-
Notifications
You must be signed in to change notification settings - Fork 342
Description
For a long time, some of the proj4rb tests fail on MacOS on ARM64 silicon. The failures are like this:
1) Failure:
ConversionTest#test_pipeline [test/conversion_test.rb:276]:
Expected |1450880.2910605003 - 2.0e-323| (1450880.2910605003) to be <= 0.001.
See See https://github.com/cfis/proj4rb/actions/runs/22570514174/job/65376882406.

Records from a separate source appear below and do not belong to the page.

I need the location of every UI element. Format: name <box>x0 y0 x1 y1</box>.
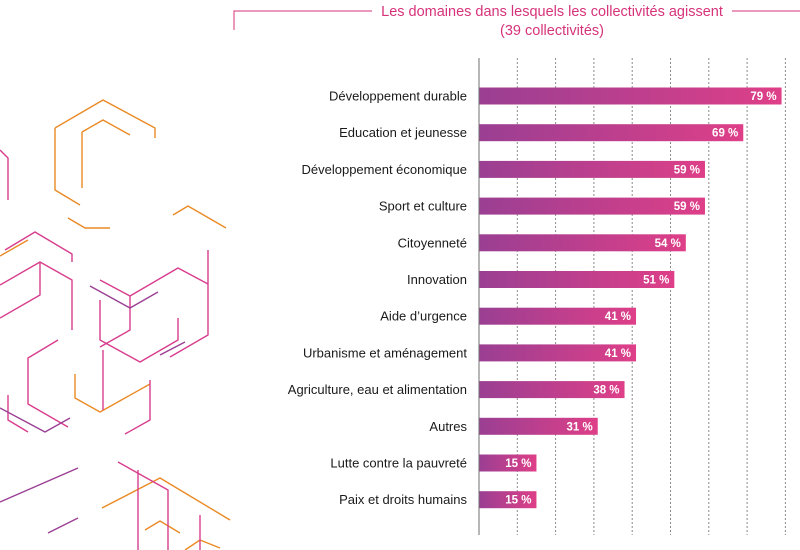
bar <box>479 197 705 215</box>
hex-line <box>81 119 131 136</box>
bar <box>479 417 598 435</box>
category-label: Autres <box>429 419 467 434</box>
hex-line <box>172 205 227 229</box>
bar <box>479 454 537 472</box>
value-label: 51 % <box>643 275 669 287</box>
category-label: Agriculture, eau et alimentation <box>288 382 467 397</box>
hex-line <box>129 267 209 297</box>
value-label: 59 % <box>674 164 700 176</box>
hex-line <box>0 239 29 257</box>
value-label: 31 % <box>567 421 593 433</box>
category-label: Développement durable <box>329 89 467 104</box>
hex-line <box>0 407 71 433</box>
hex-line <box>54 128 81 206</box>
bar <box>479 160 705 178</box>
hex-line <box>117 461 169 550</box>
hex-line <box>101 477 231 521</box>
bar <box>479 344 637 362</box>
hex-line <box>169 250 209 358</box>
decorative-hexagon-pattern <box>0 99 231 550</box>
hex-line <box>47 517 79 534</box>
title-frame <box>233 10 800 30</box>
hex-line <box>159 341 186 356</box>
chart-title-block: Les domaines dans lesquels les collectiv… <box>372 3 732 41</box>
category-label: Innovation <box>407 272 467 287</box>
hex-line <box>144 520 181 534</box>
bar <box>479 124 744 142</box>
bar <box>479 381 625 399</box>
hex-line <box>99 300 179 363</box>
category-label: Education et jeunesse <box>339 125 467 140</box>
bar <box>479 307 637 325</box>
hex-line <box>89 285 159 309</box>
category-label: Développement économique <box>302 162 468 177</box>
category-label: Lutte contre la pauvreté <box>330 456 467 471</box>
hex-line <box>124 380 151 435</box>
category-label: Aide d’urgence <box>380 309 467 324</box>
category-label: Paix et droits humains <box>339 492 467 507</box>
value-label: 41 % <box>605 311 631 323</box>
value-label: 15 % <box>505 495 531 507</box>
value-label: 69 % <box>712 128 738 140</box>
hex-line <box>4 231 73 262</box>
chart-title: Les domaines dans lesquels les collectiv… <box>381 4 723 20</box>
hex-line <box>74 374 151 413</box>
category-label: Sport et culture <box>379 199 467 214</box>
title-frame-left <box>233 10 372 30</box>
value-label: 38 % <box>593 385 619 397</box>
value-label: 59 % <box>674 201 700 213</box>
category-label: Citoyenneté <box>398 235 467 250</box>
category-label: Urbanisme et aménagement <box>303 345 467 360</box>
chart-subtitle: (39 collectivités) <box>500 23 604 39</box>
hex-line <box>67 217 110 229</box>
bar <box>479 491 537 509</box>
value-label: 54 % <box>655 238 681 250</box>
bar <box>479 234 686 252</box>
bar <box>479 271 675 288</box>
hex-line <box>0 149 9 200</box>
bar <box>479 87 782 105</box>
value-label: 15 % <box>505 458 531 470</box>
hex-line <box>54 99 156 138</box>
hex-line <box>0 467 79 503</box>
hex-line <box>7 395 29 433</box>
value-label: 79 % <box>750 91 776 103</box>
hex-line <box>99 279 131 348</box>
hex-line <box>0 261 73 330</box>
hex-line <box>0 262 41 319</box>
value-label: 41 % <box>605 348 631 360</box>
bars: Développement durable 79 % Education et je… <box>288 87 782 509</box>
hex-line <box>27 339 69 428</box>
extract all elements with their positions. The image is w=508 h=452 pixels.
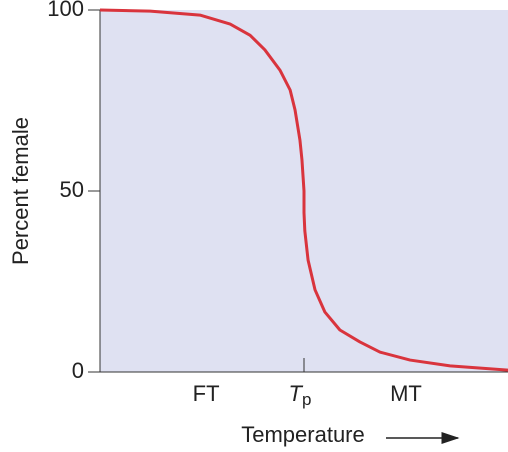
- x-tick-label: Tp: [289, 381, 312, 410]
- curve: [99, 8, 508, 372]
- x-tick-label-sub: p: [302, 390, 311, 409]
- x-axis-label: Temperature: [241, 422, 365, 447]
- y-axis-label: Percent female: [8, 117, 33, 265]
- y-tick-label: 100: [47, 0, 84, 21]
- region-label: FT: [193, 381, 220, 406]
- x-tick-label-main: T: [289, 381, 304, 406]
- region-label: MT: [390, 381, 422, 406]
- y-tick-label: 0: [72, 358, 84, 383]
- y-tick-label: 50: [60, 177, 84, 202]
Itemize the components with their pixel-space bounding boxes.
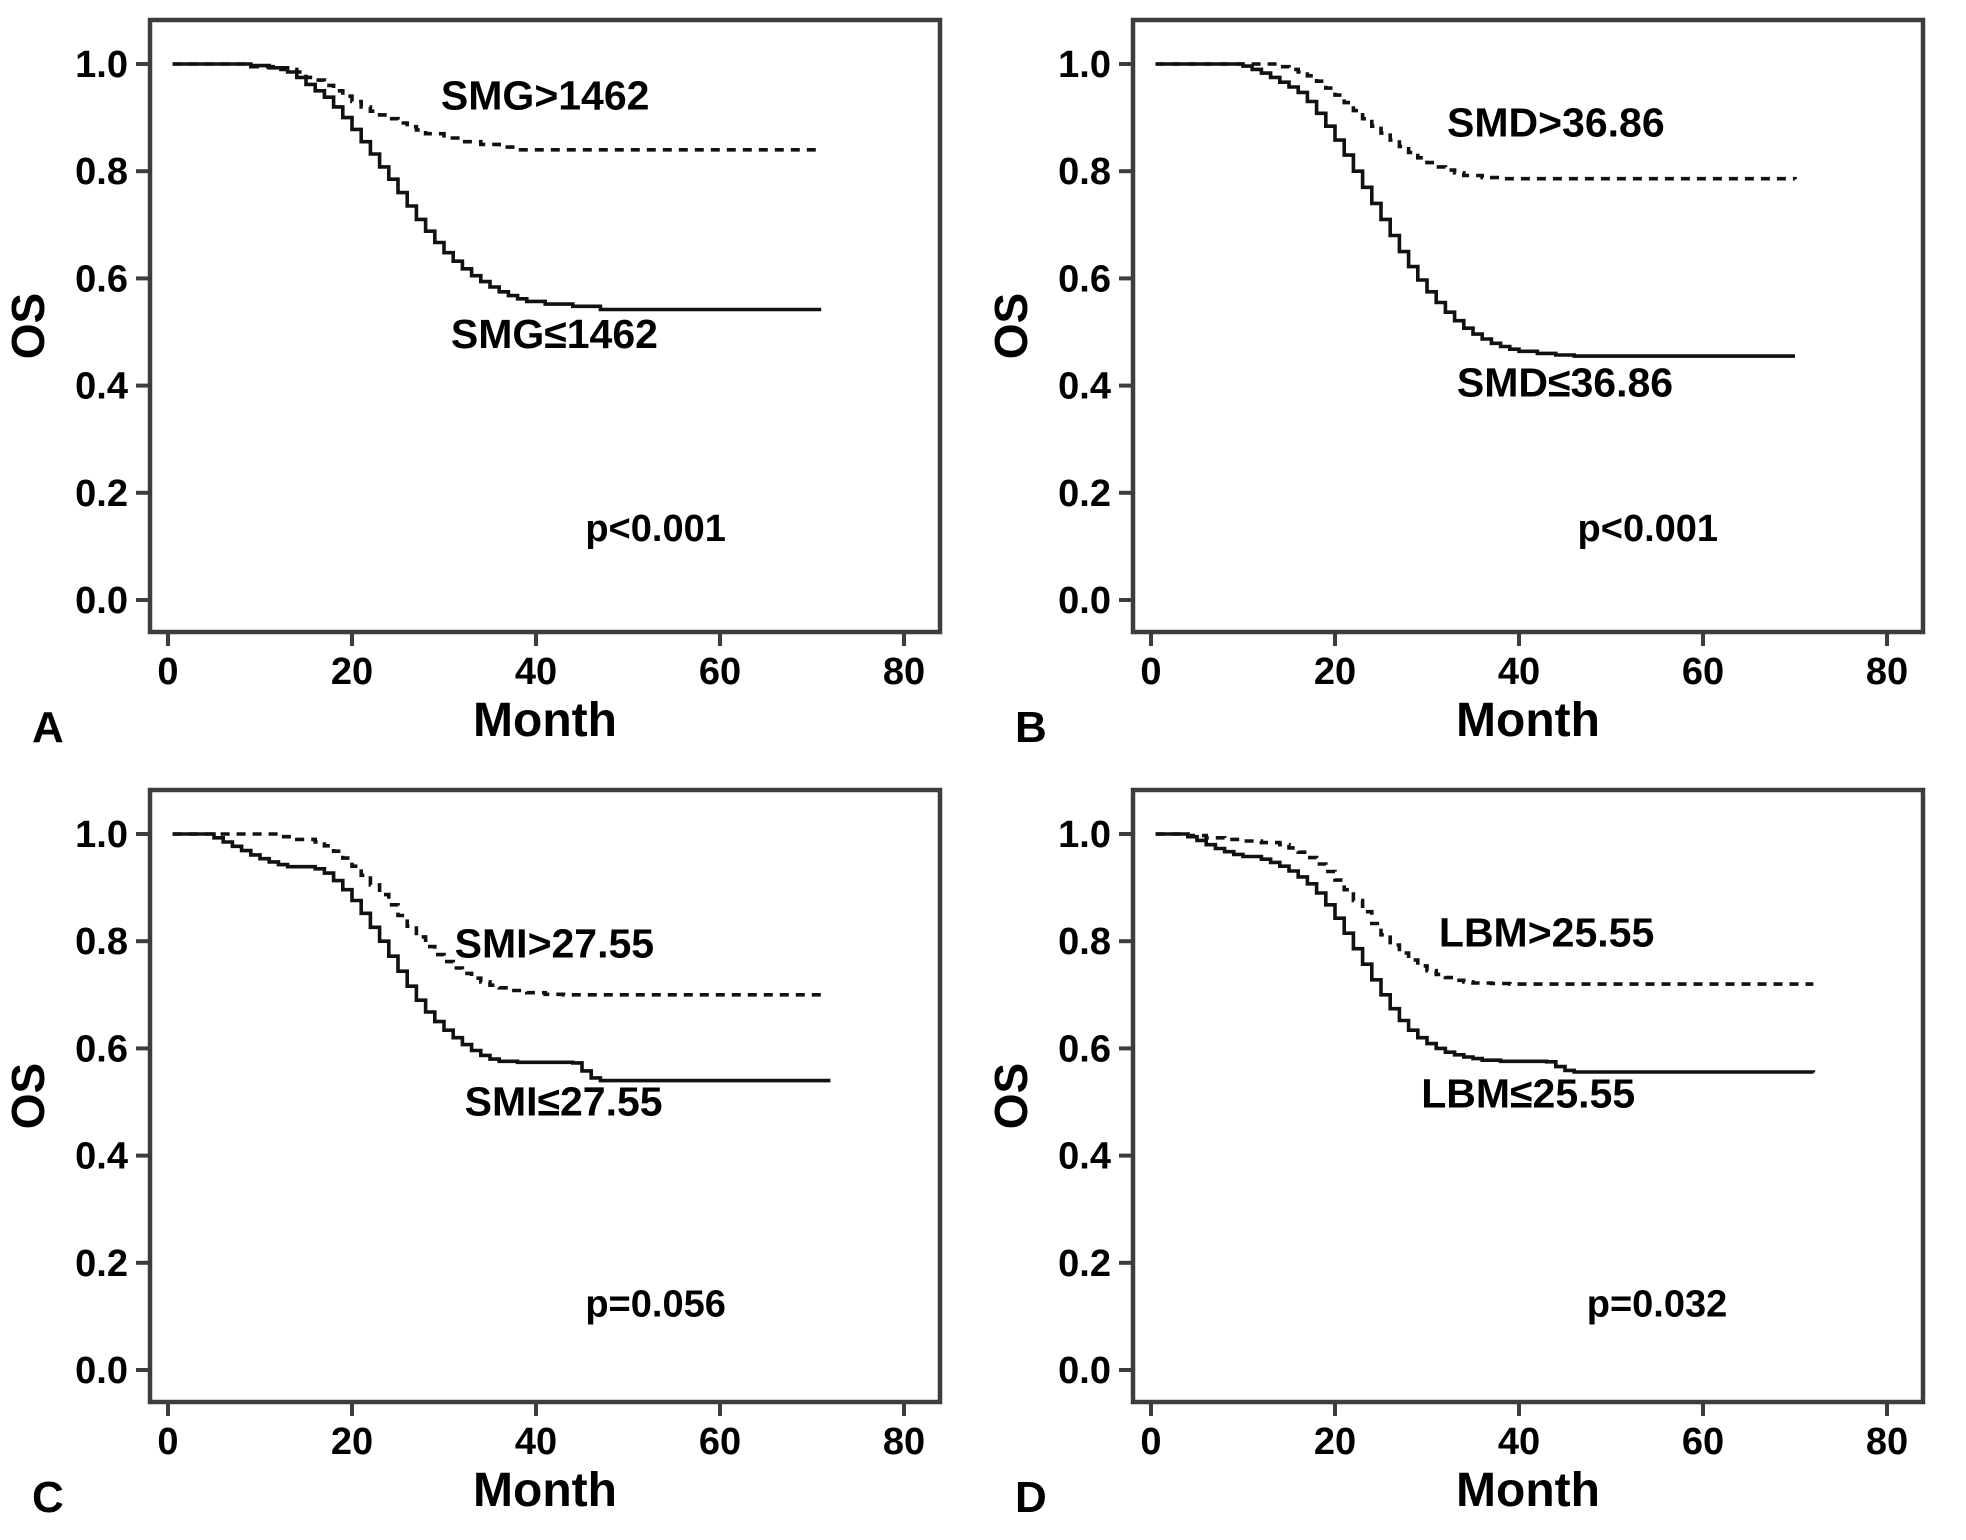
x-tick-label: 20 [331, 651, 373, 693]
y-tick-label: 0.8 [75, 151, 128, 193]
x-axis-title: Month [473, 1464, 617, 1517]
km-curve-solid [172, 832, 831, 1083]
x-axis-title: Month [473, 694, 617, 747]
y-tick-label: 0.6 [1058, 1028, 1111, 1070]
panel-B: 0.0 0.2 0.4 0.6 0.8 1.0 0 20 40 60 80 Month OS B SMD>3… [983, 0, 1966, 770]
y-tick-label: 0.4 [1058, 366, 1111, 408]
y-axis-title: OS [2, 1063, 54, 1129]
y-axis-title: OS [2, 293, 54, 359]
x-tick-label: 40 [515, 651, 557, 693]
panel-letter: D [1015, 1473, 1047, 1522]
km-curve-dashed [172, 62, 822, 152]
y-tick-label: 1.0 [75, 814, 128, 856]
y-tick-label: 0.2 [1058, 1243, 1111, 1285]
series-label-dashed: SMG>1462 [441, 73, 650, 119]
y-axis-title: OS [985, 293, 1037, 359]
x-tick-label: 80 [1866, 1421, 1908, 1463]
y-tick-label: 0.4 [75, 366, 128, 408]
km-curve-dashed [1155, 62, 1797, 181]
series-label-dashed: SMD>36.86 [1447, 99, 1665, 145]
x-axis-title: Month [1456, 1464, 1600, 1517]
panel-letter: C [32, 1473, 64, 1522]
series-label-solid: SMD≤36.86 [1457, 359, 1673, 405]
panel-D: 0.0 0.2 0.4 0.6 0.8 1.0 0 20 40 60 80 Month OS D LBM>2… [983, 770, 1966, 1540]
y-tick-label: 0.6 [75, 258, 128, 300]
x-tick-label: 20 [331, 1421, 373, 1463]
series-label-dashed: LBM>25.55 [1439, 910, 1654, 956]
p-value-label: p=0.032 [1587, 1283, 1728, 1325]
y-tick-label: 0.4 [1058, 1136, 1111, 1178]
km-curve-solid [1155, 832, 1816, 1074]
y-tick-label: 1.0 [1058, 814, 1111, 856]
x-tick-label: 0 [157, 1421, 178, 1463]
km-curve-dashed [172, 832, 822, 997]
km-plot-D: 0.0 0.2 0.4 0.6 0.8 1.0 0 20 40 60 80 Month OS D LBM>2… [985, 787, 1926, 1522]
panel-letter: A [32, 703, 64, 752]
x-tick-label: 60 [1682, 651, 1724, 693]
km-plot-B: 0.0 0.2 0.4 0.6 0.8 1.0 0 20 40 60 80 Month OS B SMD>3… [985, 17, 1926, 752]
p-value-label: p=0.056 [585, 1283, 726, 1325]
x-tick-label: 60 [1682, 1421, 1724, 1463]
y-tick-label: 1.0 [1058, 44, 1111, 86]
panel-C: 0.0 0.2 0.4 0.6 0.8 1.0 0 20 40 60 80 Month OS C SMI>2… [0, 770, 983, 1540]
y-tick-label: 0.0 [1058, 580, 1111, 622]
panel-A: 0.0 0.2 0.4 0.6 0.8 1.0 0 20 40 60 80 Month OS A SMG>1… [0, 0, 983, 770]
y-tick-label: 0.8 [1058, 921, 1111, 963]
x-tick-label: 60 [699, 651, 741, 693]
y-tick-label: 0.0 [75, 1350, 128, 1392]
x-tick-label: 80 [883, 651, 925, 693]
x-tick-label: 40 [1498, 1421, 1540, 1463]
series-label-solid: SMG≤1462 [451, 311, 658, 357]
y-tick-label: 0.2 [75, 1243, 128, 1285]
x-tick-label: 0 [157, 651, 178, 693]
x-tick-label: 80 [883, 1421, 925, 1463]
x-tick-label: 20 [1314, 651, 1356, 693]
x-tick-label: 80 [1866, 651, 1908, 693]
x-tick-label: 40 [1498, 651, 1540, 693]
y-tick-label: 1.0 [75, 44, 128, 86]
y-tick-label: 0.0 [1058, 1350, 1111, 1392]
km-plot-A: 0.0 0.2 0.4 0.6 0.8 1.0 0 20 40 60 80 Month OS A SMG>1… [2, 17, 943, 752]
y-tick-label: 0.4 [75, 1136, 128, 1178]
plot-frame [1130, 787, 1926, 1405]
plot-frame [1130, 17, 1926, 635]
x-tick-label: 0 [1140, 1421, 1161, 1463]
plot-frame [147, 787, 943, 1405]
y-tick-label: 0.8 [1058, 151, 1111, 193]
series-label-solid: SMI≤27.55 [465, 1078, 663, 1124]
km-curve-solid [172, 62, 822, 312]
p-value-label: p<0.001 [1578, 508, 1719, 550]
y-tick-label: 0.6 [1058, 258, 1111, 300]
x-tick-label: 60 [699, 1421, 741, 1463]
km-curve-dashed [1155, 832, 1814, 986]
x-axis-title: Month [1456, 694, 1600, 747]
x-tick-label: 40 [515, 1421, 557, 1463]
x-tick-label: 0 [1140, 651, 1161, 693]
y-tick-label: 0.0 [75, 580, 128, 622]
p-value-label: p<0.001 [585, 508, 726, 550]
series-label-solid: LBM≤25.55 [1421, 1070, 1635, 1116]
series-label-dashed: SMI>27.55 [455, 920, 654, 966]
km-plot-C: 0.0 0.2 0.4 0.6 0.8 1.0 0 20 40 60 80 Month OS C SMI>2… [2, 787, 943, 1522]
y-tick-label: 0.6 [75, 1028, 128, 1070]
y-tick-label: 0.2 [75, 473, 128, 515]
plot-frame [147, 17, 943, 635]
km-curve-solid [1155, 62, 1795, 358]
panel-letter: B [1015, 703, 1047, 752]
y-tick-label: 0.2 [1058, 473, 1111, 515]
x-tick-label: 20 [1314, 1421, 1356, 1463]
y-axis-title: OS [985, 1063, 1037, 1129]
y-tick-label: 0.8 [75, 921, 128, 963]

This looks like some ABI problem to me, so I finally took a look. The code in question uses this Union:
class PJ_COORD < FFI::Union
layout :v, [:double, 4],
:xyzt, PJ_XYZT,
:uvwt, PJ_UVWT,
:lpzt, PJ_LPZT,
:geod, PJ_GEOD,
:opk, PJ_OPK,
:enu, PJ_ENU,
:xyz, PJ_XYZ,
:uvw, PJ_UVW,
:lpz, PJ_LPZ,
:xy, PJ_XY,
:uv, PJ_UV,
:lp, PJ_LPhttps://github.com/cfis/proj4rb/blob/master/lib/api/api_5_0.rb#L128C1-L141C24
Since I don't know anything about the ARM64 ABI, I asked Claude to see it could work out what was going on and it pointed to this code:
https://github.com/ffi/ffi/blob/master/ext/ffi_c/StructLayout.c#L558
const ffi_type *alignment_types[] = { &ffi_type_sint8, &ffi_type_sint16, &ffi_type_sint32, &ffi_type_sint64,
&ffi_type_float, &ffi_type_double, &ffi_type_longdouble, NULL };
StructLayout* layout;
ffi_type *t = NULL;
int count, i;
TypedData_Get_Struct(self, StructLayout, &rbffi_struct_layout_data_type, layout);
for (i = 0; alignment_types[i] != NULL; ++i) {
if (alignment_types[i]->alignment == layout->align) {
t = (ffi_type *) alignment_types[i];
break;
}
}Notice that my union has all floats, but ffi_type_sint64 (alignment 8) appears before ffi_type_double (alignment 8) in the array. So ffi describes this to ibffi as [sint64, sint64, sint64, sint64] instead of [double, double, double, double].
The problem is on ARM64 (aarch64), the calling convention for passing and returning structs by value depends on whether the type is a Homogeneous Floating-point Aggregate (HFA). HFAs are passed in floating-point registers (d0-d3), while non-HFAs use integer registers or memory.
This doesn't mater on x86_64 because both type classes use the same register/stack passing mechanism. On ARM64 it causes a silent ABI mismatch: libffi passes the union in integer registers while the C function expects it in floating-point registers, resulting in garbage values (typically ~2.48e-314, i.e. denormalized near-zero doubles read from uninitialized FP registers).